Endovascular therapy (EVT) for large intracranial vessel occlusion or symptomatic hypoperfusion due to cervical artery dissection (CeAD) became the standard therapy in recent years. Stenting is frequently required to secure the dissection with subsequent need for GP IIb/IIIa inhibitors. However, a potential concern of antithrombotic therapy in acute stroke is the increased risk of intracerebral hemorrhage. The aim of the study was to assess the impact of the administration of a GP IIb/IIIa inhibitor imaging during endovascular treatment for acute ischemic stroke caused by CeAD on 90-day clinical outcome and intracranial hemorrhage.
This single-center retrospective cohort study enrolled CeAD patients with internal carotid artery (ICA) dissections treated with EVT from January 2015 to August 2022. We analysed the impact of different variables including postinterventional hemorrhage, revascularization success and the use of GP IIb/IIIa Inhibitors (eptifibatide) on 90-day favorable clinical outcome (mRS 0-2). NIHSS Scores were evaluated at different time points in relation to the 90-day clinical outcomes.
Forty-nine patients were included in the study. Thrombectomy was performed in all patients. In 33 patients, stenting was performed in addition to thrombectomy. 20 patients (40.8%) received eptifibatide periinterventionally. 31 out of 49 patients (63.3%) had a favorable 90-day clinical outcome (mRS 0-2). Five patients showed radiologically significant hemorrhage.
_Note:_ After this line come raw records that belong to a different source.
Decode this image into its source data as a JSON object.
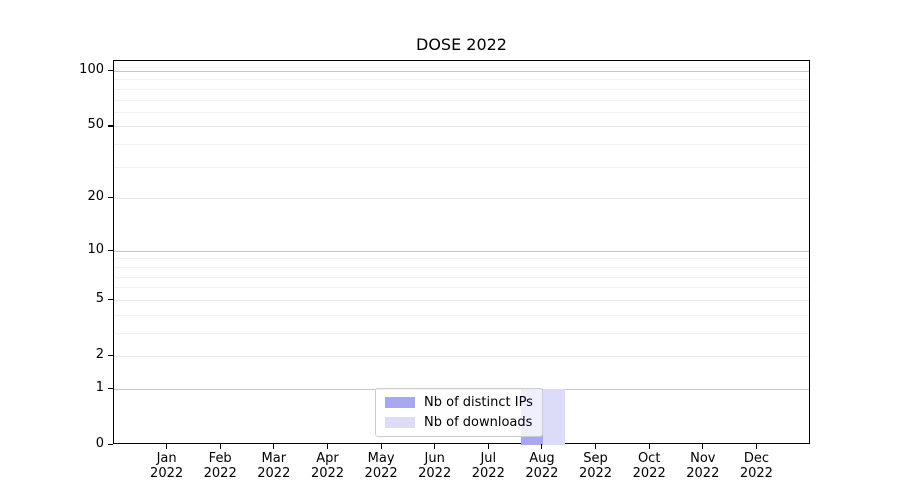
{
  "chart_data": {
    "type": "bar",
    "title": "DOSE 2022",
    "categories": [
      "Jan 2022",
      "Feb 2022",
      "Mar 2022",
      "Apr 2022",
      "May 2022",
      "Jun 2022",
      "Jul 2022",
      "Aug 2022",
      "Sep 2022",
      "Oct 2022",
      "Nov 2022",
      "Dec 2022"
    ],
    "series": [
      {
        "name": "Nb of distinct IPs",
        "color": "#a8a8f0",
        "values": [
          0,
          0,
          0,
          0,
          0,
          0,
          0,
          1,
          0,
          0,
          0,
          0
        ]
      },
      {
        "name": "Nb of downloads",
        "color": "#dcdcf8",
        "values": [
          0,
          0,
          0,
          0,
          0,
          0,
          0,
          1,
          0,
          0,
          0,
          0
        ]
      }
    ],
    "xlabel": "",
    "ylabel": "",
    "yscale": "log1p",
    "ylim": [
      0,
      113
    ],
    "yticks": [
      0,
      1,
      2,
      5,
      10,
      20,
      50,
      100
    ],
    "minor_yticks": [
      3,
      4,
      6,
      7,
      8,
      9,
      30,
      40,
      60,
      70,
      80,
      90
    ],
    "major_gridline_values": [
      1,
      10,
      100
    ],
    "grid": true,
    "legend_position": "lower center"
  },
  "colors": {
    "major_grid": "#c6c6c6",
    "mid_grid": "#e8e8e8",
    "minor_grid": "#f0f0f0",
    "axis": "#000000",
    "legend_border": "#cccccc",
    "background": "#ffffff"
  }
}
The rate of successful reperfusion (TICI 2b-3) in the favorable 90-day outcome group was significantly higher than in the unfavorable 90-day outcome group.
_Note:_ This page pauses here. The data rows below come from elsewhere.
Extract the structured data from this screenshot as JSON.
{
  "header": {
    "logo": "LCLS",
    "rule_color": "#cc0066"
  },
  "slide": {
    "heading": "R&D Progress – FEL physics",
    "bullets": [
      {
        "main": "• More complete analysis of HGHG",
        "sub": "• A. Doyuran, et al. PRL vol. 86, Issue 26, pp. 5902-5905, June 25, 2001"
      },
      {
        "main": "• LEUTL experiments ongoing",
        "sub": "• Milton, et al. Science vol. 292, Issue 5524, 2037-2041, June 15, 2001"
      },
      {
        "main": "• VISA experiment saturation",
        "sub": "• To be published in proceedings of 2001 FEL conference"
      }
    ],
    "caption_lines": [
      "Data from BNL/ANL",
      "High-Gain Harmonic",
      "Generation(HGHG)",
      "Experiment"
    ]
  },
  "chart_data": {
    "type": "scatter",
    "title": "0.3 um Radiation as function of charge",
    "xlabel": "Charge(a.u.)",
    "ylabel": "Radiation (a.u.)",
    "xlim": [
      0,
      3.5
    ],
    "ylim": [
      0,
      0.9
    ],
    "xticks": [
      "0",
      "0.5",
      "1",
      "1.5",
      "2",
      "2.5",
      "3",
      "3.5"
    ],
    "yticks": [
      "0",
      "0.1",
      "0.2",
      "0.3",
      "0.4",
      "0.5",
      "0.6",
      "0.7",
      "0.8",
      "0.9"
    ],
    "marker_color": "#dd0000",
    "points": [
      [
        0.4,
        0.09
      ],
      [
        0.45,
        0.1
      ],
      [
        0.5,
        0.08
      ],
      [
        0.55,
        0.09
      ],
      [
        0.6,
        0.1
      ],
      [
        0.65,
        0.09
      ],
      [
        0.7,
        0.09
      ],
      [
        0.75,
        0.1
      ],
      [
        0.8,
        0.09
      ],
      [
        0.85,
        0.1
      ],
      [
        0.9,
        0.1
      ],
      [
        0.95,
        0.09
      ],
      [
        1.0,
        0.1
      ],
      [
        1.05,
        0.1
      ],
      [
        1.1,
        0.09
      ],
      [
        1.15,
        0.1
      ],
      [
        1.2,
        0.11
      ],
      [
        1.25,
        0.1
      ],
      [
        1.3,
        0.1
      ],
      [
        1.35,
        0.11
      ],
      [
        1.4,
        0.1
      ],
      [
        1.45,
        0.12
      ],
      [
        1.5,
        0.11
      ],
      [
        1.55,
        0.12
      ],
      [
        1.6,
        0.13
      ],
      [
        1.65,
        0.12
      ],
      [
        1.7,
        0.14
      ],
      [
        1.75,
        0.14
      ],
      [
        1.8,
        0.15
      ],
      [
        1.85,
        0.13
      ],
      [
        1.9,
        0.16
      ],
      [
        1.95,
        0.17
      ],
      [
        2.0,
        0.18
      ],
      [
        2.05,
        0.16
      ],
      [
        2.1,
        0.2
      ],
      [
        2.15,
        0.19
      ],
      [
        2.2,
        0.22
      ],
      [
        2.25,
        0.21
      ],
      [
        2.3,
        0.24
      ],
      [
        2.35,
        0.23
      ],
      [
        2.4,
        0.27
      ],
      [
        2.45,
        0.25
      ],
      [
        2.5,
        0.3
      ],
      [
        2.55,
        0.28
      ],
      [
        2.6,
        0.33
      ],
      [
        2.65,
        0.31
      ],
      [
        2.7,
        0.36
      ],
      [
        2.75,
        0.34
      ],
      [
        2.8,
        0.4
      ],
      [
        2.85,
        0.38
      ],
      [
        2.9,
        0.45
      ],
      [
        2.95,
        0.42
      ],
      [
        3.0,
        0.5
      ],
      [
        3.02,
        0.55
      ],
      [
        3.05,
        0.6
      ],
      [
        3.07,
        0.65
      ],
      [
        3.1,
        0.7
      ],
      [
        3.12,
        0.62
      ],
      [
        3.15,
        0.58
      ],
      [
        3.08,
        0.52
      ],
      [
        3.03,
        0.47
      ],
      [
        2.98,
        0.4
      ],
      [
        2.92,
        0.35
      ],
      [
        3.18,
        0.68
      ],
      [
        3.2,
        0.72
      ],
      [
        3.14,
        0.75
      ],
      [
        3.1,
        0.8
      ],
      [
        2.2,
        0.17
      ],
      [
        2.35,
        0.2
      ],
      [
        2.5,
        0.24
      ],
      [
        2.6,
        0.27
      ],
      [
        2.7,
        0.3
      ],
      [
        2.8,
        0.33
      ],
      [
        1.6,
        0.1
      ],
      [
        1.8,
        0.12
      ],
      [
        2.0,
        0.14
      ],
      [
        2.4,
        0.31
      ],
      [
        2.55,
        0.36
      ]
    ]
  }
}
In this study, the use of a GP IIb/IIIa inhibitor use during EVT for stroke caused by CeAD did not affect 90-day clinical outcome nor the incidence of intracranial hemorrhage. Successful reperfusion significantly correlated with favorable clinical outcome.
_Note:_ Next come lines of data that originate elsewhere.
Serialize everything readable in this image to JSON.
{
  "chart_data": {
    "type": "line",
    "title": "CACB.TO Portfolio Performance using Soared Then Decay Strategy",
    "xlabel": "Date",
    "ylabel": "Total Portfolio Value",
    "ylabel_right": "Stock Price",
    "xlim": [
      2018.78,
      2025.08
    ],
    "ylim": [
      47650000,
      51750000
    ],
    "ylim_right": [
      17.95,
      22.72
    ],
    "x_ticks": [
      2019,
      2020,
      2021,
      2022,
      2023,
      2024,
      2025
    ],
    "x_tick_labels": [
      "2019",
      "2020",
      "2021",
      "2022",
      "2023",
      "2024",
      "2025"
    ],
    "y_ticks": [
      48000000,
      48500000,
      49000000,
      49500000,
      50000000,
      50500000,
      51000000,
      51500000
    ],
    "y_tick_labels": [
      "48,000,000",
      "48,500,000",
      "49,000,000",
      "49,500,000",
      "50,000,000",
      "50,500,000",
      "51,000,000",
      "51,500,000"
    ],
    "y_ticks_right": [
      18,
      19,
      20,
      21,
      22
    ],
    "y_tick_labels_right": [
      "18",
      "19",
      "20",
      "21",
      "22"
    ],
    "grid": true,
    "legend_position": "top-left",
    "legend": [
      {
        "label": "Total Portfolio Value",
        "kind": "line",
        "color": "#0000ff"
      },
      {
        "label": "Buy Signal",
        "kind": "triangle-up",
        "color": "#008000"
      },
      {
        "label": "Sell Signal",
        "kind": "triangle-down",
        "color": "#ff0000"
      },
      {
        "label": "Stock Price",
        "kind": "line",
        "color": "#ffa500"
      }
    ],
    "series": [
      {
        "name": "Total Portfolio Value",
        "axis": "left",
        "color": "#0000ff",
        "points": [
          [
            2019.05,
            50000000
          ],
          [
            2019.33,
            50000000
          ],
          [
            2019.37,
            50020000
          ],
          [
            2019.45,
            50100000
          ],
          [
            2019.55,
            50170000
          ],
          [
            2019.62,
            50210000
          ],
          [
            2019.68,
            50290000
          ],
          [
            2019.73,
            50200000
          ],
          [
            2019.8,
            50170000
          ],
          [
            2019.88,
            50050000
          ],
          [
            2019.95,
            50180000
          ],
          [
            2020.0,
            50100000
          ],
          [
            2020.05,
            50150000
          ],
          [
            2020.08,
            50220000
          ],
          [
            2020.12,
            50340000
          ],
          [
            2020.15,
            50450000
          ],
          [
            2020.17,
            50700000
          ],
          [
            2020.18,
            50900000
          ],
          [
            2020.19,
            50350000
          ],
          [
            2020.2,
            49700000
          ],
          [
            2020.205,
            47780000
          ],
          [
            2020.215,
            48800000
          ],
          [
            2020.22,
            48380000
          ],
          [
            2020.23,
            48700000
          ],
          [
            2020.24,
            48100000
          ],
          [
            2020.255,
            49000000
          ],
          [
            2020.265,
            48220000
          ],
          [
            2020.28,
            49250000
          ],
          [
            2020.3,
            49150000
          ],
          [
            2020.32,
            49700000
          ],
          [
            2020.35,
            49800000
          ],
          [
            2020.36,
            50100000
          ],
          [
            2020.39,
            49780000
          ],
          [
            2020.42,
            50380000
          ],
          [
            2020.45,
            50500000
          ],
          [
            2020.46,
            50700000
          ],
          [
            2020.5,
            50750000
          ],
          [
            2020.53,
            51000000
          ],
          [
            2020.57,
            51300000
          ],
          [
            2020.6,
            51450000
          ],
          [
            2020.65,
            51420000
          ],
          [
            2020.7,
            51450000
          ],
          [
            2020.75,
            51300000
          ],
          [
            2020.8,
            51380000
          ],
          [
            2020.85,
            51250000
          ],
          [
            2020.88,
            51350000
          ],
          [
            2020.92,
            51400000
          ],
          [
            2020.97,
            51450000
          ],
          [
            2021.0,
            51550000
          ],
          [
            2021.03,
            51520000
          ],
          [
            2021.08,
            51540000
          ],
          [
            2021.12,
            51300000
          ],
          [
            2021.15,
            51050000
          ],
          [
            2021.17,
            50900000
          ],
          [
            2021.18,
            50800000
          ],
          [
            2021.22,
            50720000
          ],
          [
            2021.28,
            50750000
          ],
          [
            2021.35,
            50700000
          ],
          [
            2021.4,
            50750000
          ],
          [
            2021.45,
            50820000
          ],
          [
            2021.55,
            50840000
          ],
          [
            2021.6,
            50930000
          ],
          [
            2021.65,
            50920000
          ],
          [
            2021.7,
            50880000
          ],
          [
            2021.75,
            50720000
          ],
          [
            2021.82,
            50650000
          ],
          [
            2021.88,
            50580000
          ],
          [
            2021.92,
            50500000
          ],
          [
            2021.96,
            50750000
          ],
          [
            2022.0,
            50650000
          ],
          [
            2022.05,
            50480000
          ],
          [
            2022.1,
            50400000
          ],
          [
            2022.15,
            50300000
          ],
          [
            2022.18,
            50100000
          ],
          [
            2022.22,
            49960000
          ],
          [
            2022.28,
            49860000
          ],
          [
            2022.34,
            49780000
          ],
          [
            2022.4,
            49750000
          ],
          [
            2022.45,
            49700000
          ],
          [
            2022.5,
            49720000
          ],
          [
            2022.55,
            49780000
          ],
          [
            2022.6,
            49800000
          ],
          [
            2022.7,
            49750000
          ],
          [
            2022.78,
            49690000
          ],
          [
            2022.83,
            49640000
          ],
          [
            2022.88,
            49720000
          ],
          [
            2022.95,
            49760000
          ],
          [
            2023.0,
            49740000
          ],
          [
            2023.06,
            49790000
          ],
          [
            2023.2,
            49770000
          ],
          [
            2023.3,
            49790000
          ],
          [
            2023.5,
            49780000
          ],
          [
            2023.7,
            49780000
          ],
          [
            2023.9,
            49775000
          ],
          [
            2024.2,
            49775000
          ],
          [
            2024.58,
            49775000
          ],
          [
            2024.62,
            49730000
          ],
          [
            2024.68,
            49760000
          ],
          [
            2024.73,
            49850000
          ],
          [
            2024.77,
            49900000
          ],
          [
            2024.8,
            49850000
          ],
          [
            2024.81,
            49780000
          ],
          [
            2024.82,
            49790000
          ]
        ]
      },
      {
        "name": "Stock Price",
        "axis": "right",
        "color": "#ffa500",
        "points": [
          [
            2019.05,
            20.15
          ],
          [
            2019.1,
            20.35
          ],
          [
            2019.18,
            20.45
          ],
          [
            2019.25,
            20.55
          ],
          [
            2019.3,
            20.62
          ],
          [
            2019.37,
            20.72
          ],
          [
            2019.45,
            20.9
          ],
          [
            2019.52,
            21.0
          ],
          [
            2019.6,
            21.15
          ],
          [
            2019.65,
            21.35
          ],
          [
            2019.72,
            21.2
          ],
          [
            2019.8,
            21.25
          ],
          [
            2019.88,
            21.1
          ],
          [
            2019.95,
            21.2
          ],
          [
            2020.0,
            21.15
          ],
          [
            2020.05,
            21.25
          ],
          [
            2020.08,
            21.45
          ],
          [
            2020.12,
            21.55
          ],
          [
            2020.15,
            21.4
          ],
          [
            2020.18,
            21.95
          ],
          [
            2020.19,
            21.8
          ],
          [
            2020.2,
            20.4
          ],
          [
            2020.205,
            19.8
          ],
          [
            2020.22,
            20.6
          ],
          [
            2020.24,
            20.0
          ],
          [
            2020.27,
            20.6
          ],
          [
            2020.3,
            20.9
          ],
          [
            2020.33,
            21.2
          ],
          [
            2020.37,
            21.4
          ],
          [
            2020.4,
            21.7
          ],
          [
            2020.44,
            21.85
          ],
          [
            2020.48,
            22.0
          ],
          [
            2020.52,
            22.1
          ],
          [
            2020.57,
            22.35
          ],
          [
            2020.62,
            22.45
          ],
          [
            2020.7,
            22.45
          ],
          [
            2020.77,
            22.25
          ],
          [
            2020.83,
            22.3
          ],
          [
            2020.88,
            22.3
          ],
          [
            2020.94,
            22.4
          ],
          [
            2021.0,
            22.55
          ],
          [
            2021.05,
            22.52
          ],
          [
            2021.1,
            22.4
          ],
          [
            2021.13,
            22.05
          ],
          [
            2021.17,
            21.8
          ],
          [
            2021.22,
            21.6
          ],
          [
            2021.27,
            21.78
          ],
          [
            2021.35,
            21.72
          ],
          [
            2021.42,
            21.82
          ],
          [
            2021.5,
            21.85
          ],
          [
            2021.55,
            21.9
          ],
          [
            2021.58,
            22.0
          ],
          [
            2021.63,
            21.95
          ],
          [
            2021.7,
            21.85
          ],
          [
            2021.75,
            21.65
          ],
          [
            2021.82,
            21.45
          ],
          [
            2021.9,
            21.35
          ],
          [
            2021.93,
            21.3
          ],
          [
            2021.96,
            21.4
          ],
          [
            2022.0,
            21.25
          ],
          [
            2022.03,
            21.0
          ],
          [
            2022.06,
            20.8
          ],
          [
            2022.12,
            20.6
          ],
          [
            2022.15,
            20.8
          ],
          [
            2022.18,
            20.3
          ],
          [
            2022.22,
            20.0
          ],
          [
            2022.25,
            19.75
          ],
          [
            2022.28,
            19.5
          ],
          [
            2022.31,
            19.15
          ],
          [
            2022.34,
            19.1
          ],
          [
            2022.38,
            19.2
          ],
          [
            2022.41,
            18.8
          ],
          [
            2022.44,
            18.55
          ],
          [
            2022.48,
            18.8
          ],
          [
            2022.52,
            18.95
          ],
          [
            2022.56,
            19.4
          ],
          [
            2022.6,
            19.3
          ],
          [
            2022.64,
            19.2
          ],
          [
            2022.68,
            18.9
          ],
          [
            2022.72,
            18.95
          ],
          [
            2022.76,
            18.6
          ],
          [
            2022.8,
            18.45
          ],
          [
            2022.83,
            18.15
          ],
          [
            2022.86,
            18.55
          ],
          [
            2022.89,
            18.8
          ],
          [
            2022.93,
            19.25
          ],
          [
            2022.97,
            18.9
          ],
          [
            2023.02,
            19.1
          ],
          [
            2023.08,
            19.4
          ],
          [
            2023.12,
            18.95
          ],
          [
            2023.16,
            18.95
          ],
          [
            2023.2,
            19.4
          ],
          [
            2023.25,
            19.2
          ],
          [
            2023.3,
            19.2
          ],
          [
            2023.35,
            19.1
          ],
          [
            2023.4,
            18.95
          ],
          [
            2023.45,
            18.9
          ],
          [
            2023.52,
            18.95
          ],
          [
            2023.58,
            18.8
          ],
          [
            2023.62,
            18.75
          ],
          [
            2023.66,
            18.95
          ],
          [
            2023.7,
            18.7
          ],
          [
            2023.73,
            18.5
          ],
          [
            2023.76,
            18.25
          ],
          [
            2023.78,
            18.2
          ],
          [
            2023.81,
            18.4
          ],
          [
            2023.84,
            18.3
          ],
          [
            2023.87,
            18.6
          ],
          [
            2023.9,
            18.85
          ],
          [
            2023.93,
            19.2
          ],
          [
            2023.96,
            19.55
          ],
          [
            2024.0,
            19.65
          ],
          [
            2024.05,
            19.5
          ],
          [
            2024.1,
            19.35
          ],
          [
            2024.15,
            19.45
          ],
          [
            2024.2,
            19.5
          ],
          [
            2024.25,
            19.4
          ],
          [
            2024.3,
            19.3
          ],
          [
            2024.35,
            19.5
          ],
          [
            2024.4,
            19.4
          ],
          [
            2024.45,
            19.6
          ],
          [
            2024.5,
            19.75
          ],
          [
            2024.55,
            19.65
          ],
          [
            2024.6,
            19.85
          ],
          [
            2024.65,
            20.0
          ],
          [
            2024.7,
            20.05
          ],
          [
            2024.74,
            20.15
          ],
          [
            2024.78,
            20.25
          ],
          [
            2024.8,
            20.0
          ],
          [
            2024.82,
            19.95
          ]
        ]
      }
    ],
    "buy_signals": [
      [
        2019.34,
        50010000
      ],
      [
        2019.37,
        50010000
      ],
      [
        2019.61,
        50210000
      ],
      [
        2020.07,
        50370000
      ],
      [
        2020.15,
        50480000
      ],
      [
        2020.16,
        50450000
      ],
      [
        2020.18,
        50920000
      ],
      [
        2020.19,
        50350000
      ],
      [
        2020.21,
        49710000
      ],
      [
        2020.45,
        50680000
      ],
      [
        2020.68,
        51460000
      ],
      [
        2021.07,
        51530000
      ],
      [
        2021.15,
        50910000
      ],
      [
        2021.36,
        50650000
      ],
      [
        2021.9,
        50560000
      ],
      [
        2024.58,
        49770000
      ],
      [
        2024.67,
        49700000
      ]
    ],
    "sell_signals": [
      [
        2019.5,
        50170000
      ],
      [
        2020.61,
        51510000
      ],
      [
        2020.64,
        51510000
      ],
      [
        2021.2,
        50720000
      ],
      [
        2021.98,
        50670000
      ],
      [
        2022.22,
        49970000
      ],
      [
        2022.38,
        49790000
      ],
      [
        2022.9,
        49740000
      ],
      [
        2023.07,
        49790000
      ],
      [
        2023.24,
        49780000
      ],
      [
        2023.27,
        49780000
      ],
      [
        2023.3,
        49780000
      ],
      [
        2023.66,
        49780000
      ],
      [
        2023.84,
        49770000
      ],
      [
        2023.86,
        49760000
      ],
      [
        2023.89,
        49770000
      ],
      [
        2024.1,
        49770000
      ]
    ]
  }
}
近年来,血管内治疗(EVT)已成为治疗大型颅内血管闭塞或因颈动脉夹层(CeAD)导致的症状性脑灌注不足的标准疗法。通常需要进行支架置入以固定夹层,随后需要使用糖蛋白IIb/IIIa抑制剂。然而,急性卒中抗栓治疗的一个潜在问题是脑出血风险增加。本研究的目的是评估在CeAD所致急性缺血性卒中的血管内治疗期间给予糖蛋白IIb/IIIa抑制剂成像对90天临床结局和颅内出血的影响。
这项单中心回顾性队列研究纳入了2015年1月至2022年8月接受EVT治疗的颈内动脉(ICA)夹层的CeAD患者。我们分析了不同变量的影响,包括介入后出血、血管再通成功情况以及糖蛋白IIb/IIIa抑制剂(依替巴肽)的使用对90天良好临床结局(改良Rankin量表评分0 - 2分)的影响。在与90天临床结局相关的不同时间点评估美国国立卫生研究院卒中量表(NIHSS)评分。
49例患者纳入研究。所有患者均接受了血栓切除术。33例患者除血栓切除外还进行了支架置入。20例患者(40.8%)在介入治疗期间接受了依替巴肽治疗。49例患者中有31例(63.3%)获得了良好的90天临床结局(改良Rankin量表评分0 - 2分)。5例患者出现影像学上显著的出血。90天良好结局组的成功再灌注率(脑梗死溶栓分级2b - 3级)显著高于90天不良结局组。
在本研究中,CeAD所致卒中的血管内治疗期间使用糖蛋白IIb/IIIa抑制剂对90天临床结局和颅内出血发生率均无影响。成功再灌注与良好的临床结局显著相关。